We also assessed the coagulative state in aPL carriers and had 2 findings consistent with previous views.[19] First, even with anticoagulant therapy, patients with aPL positivity were still in a hypercoagulable state with higher fibrinogen before and after delivery compared with control group. Second, D-Dimer in APS group was lower than NCAPS group due to the more use of LMWH. These suggested that though LMWH and LDA would affect coagulation function, the effect was not beyond a safe range, as postpartum bleeding did not increase.[20]

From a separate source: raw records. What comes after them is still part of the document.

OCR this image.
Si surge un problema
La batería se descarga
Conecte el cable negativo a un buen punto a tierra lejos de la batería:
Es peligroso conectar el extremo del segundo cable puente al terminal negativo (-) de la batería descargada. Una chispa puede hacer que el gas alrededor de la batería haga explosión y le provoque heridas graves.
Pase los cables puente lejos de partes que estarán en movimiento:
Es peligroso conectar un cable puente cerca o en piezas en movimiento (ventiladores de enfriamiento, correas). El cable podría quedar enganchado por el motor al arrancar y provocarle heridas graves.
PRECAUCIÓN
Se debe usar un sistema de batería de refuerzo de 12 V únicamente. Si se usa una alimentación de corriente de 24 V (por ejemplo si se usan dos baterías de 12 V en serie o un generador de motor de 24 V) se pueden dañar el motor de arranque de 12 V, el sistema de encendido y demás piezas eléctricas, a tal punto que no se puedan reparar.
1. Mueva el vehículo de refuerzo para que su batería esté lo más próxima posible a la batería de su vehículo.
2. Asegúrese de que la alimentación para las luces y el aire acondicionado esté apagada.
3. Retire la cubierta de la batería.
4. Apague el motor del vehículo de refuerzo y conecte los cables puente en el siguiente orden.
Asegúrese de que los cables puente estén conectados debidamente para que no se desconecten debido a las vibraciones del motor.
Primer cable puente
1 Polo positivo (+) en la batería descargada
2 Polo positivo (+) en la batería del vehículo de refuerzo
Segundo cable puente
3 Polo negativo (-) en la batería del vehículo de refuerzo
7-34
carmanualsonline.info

There were some limitations of this study. First, the relatively small size of the patient cohort. Since APS has a low incidence, a collaborative study including several pregnancy clinics should be considered in the future research. Second, the study only tested limited antibodies. More immunological factors such as complement C3 and C4, antiphosphatidylserine/prothrombin antibodies (aPS/PT), should be added in further study, which might be associated with adverse pregnancy outcomes.[21,22]

Conclusion

Better pregnant outcomes of aPL positive women, include APS and NCAPS, were achieved in our study with treatment based on LDA plus LMWH. The incidence of IUGR was still higher in them, and aCL positivity was the only one risk factor associated with IUGR. The value of aCL IgM/IgG was positively correlated with IUGR.